Carl Junction, Mo., friend Tara Harris, a fellow Pittsburg High graduate, illustrated this beautifully recently with a photo she shared of an incredible sunset she had ventured out in single-digit temperatures to capture.
I also learned it firsthand after receiving an early morning message from Bob Mangile, a fellow Southeast Kansas birder and member of the Sperry-Galligar Audubon Society. He’d heard that trumpeter swans had been sighted in a field not more than 10 minutes from my driveway.
The magnificent white birds breed and nest in the north, but in recent years they have been spotted wintering here.
With a little coaxing and a promise that we could stay in our pajamas, I piled Hubby, the sons, the binoculars and my camera into the car to go find the swans. We returned home 45 minutes later empty-handed, so to speak.
But, I noted for the record, the swans just as easily could have been there, and we would have missed them had we not ventured out.
A few days later, Hubby and the sons requested a family hunting trip to our duck blind on the wetland we built last year.
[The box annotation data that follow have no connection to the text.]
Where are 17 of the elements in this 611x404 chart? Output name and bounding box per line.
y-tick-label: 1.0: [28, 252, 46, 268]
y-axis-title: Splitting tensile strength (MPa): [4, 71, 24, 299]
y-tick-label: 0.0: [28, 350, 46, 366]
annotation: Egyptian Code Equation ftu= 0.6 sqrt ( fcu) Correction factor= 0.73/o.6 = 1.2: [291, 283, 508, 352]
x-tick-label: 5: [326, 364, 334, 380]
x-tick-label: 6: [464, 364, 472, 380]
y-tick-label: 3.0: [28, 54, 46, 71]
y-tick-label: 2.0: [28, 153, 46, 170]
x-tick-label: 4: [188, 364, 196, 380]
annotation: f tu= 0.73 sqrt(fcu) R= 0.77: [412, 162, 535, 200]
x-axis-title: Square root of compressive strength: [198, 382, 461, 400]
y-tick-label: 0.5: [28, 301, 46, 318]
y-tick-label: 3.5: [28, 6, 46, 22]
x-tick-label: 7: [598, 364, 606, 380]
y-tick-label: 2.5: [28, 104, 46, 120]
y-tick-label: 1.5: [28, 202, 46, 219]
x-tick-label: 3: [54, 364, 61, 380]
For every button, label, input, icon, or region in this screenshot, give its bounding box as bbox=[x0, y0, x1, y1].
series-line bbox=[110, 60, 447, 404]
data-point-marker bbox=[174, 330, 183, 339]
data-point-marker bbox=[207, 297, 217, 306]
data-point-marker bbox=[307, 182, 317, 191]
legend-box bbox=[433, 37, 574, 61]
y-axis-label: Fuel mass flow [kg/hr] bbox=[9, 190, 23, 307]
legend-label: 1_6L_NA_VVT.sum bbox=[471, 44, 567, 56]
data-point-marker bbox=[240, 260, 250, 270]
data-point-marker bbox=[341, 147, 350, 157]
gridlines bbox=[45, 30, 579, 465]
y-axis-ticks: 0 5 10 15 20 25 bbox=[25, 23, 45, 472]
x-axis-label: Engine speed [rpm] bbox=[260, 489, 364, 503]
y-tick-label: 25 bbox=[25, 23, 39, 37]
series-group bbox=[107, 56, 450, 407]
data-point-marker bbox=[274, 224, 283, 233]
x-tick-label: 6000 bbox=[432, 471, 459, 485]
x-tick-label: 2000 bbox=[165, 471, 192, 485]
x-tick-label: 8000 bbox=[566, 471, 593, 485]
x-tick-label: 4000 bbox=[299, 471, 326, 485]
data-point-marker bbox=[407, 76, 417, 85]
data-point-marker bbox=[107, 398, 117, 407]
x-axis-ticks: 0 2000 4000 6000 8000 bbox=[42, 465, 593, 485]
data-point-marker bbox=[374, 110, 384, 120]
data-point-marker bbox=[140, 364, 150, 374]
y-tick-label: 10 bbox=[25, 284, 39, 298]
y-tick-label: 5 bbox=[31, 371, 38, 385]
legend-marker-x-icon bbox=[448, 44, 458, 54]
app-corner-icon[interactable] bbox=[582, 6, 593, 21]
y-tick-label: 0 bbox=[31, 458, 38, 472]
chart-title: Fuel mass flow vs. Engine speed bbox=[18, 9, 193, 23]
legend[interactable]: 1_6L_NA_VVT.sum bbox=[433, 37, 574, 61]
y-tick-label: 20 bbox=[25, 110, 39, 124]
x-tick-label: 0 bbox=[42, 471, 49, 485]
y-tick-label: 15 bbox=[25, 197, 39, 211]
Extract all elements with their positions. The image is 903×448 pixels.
I had a million good reasons not to go: I had worked a long week. There was laundry to be done. The bathrooms could use a good scrubbing. I had a good novel I wanted to finish. It was really windy. Blah blah blah.
“You never know what you might miss,” my older son reminded me.
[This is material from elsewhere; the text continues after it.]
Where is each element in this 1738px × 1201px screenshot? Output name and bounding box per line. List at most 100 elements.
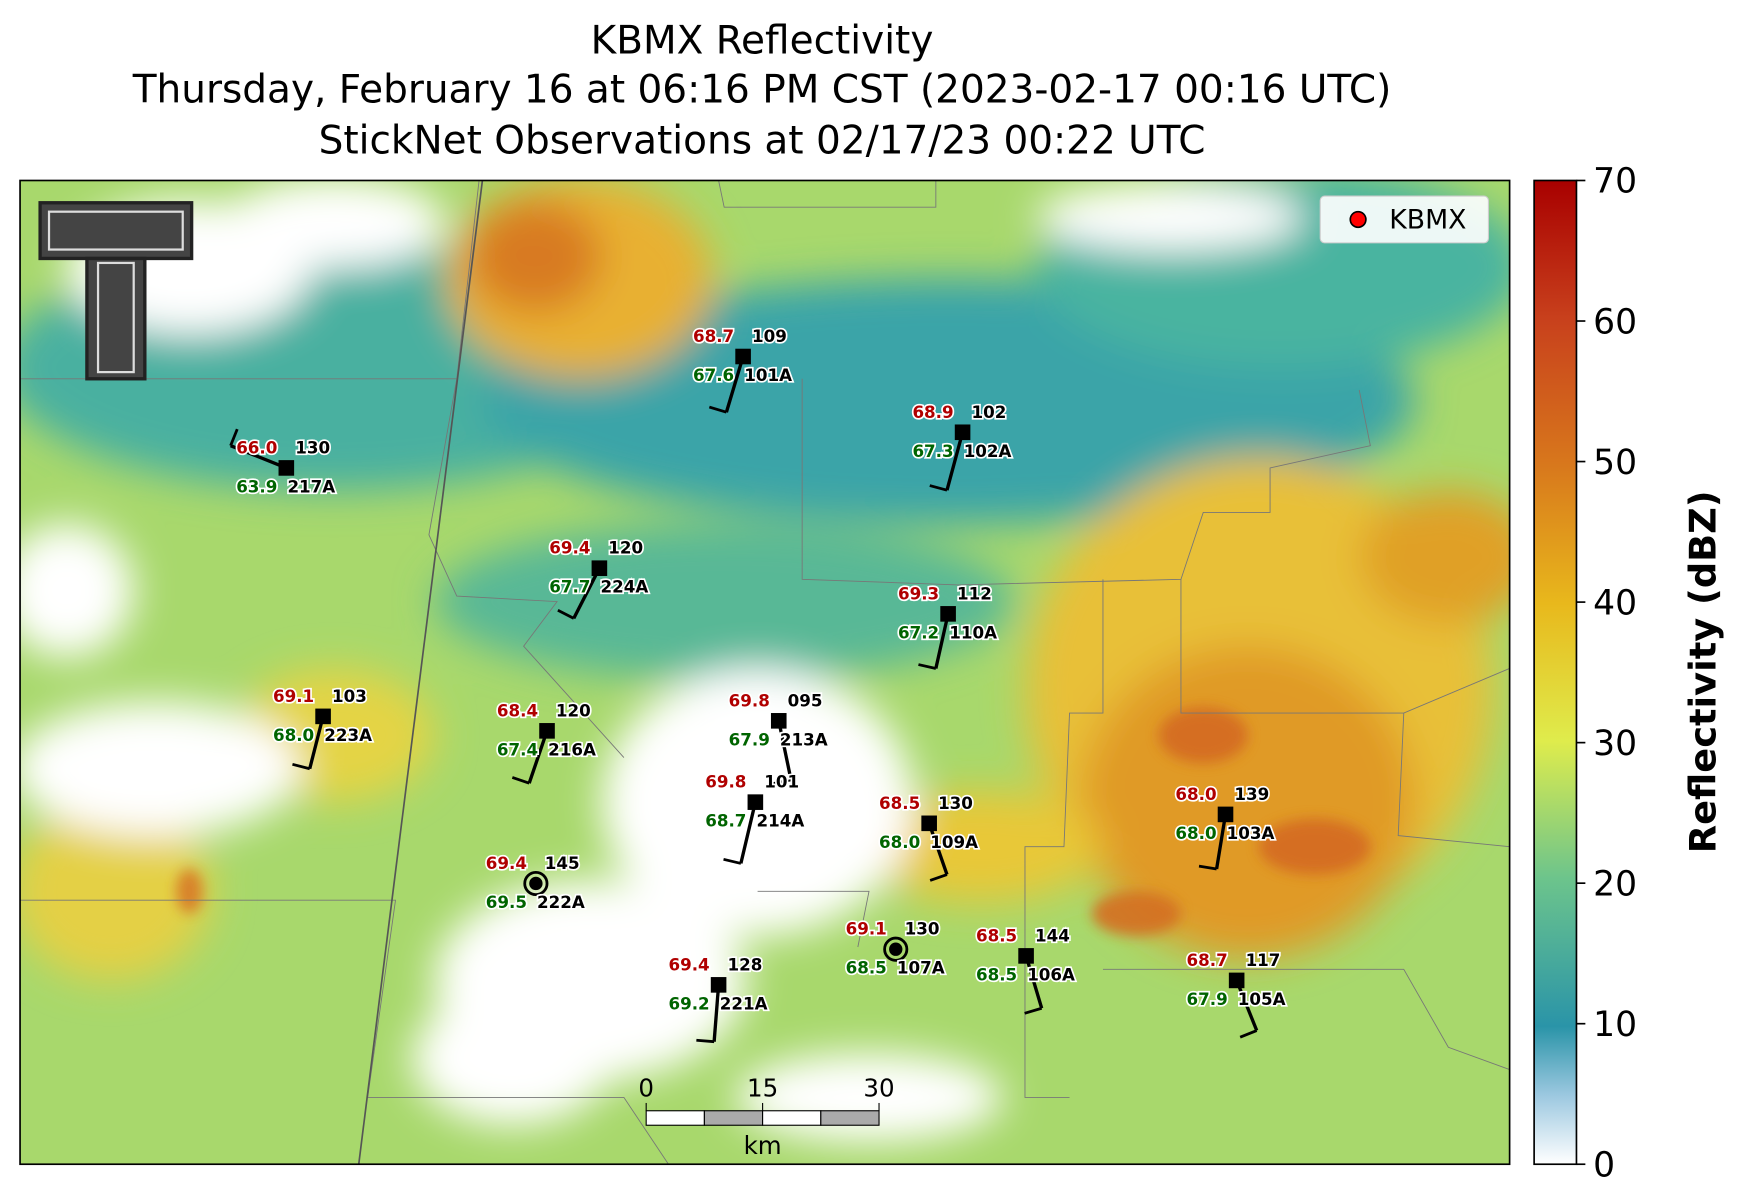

When I realized it likely would be the last hunt of the season — in Kansas, the season ended Sunday — I agreed and pulled on my camo and boots.
Fifteen minutes later, our car was parked by the side of a Southeast Kansas highway, and my camera was focused on five beautiful trumpeter swans resting in an agricultural field.
It was a thrill to be able to add them to our life list.
Thirty minutes after that, I was holding hands with an 8-year-old and a 13-year-old as we waded knee-deep across eight acres of water to our blind.
And an hour after that, we had settled in with our duck calls and our snacks and were watching a live duck show the likes of which we’d never seen: flocks of hundreds of mallards at a time coming in to land on the water, wings set against the wind.
I also got to see my older son harvest his first duck, which we later proudly enjoyed at our supper table.
That afternoon, I snapped plenty of photos to help us preserve our memories, including the last one of the day: a golden-orange sunset peeking between silhouetted trees.
The one photo I wasn’t able to take was one that will just have to remain in my mind’s eye: As I strained against the water and the high winds to haul our gear back to the truck, I turned and looked at our sons holding hands for support as they followed in my wake.
As I did so, I knew that I would blink and look back again and they’d be men, wearing much larger waders and likely not holding hands, but walking into the sunset together after a day in the blind.
My bathroom still could use a scrubbing, but I wouldn’t trade getting up and out and seeing the sights for myself for anything.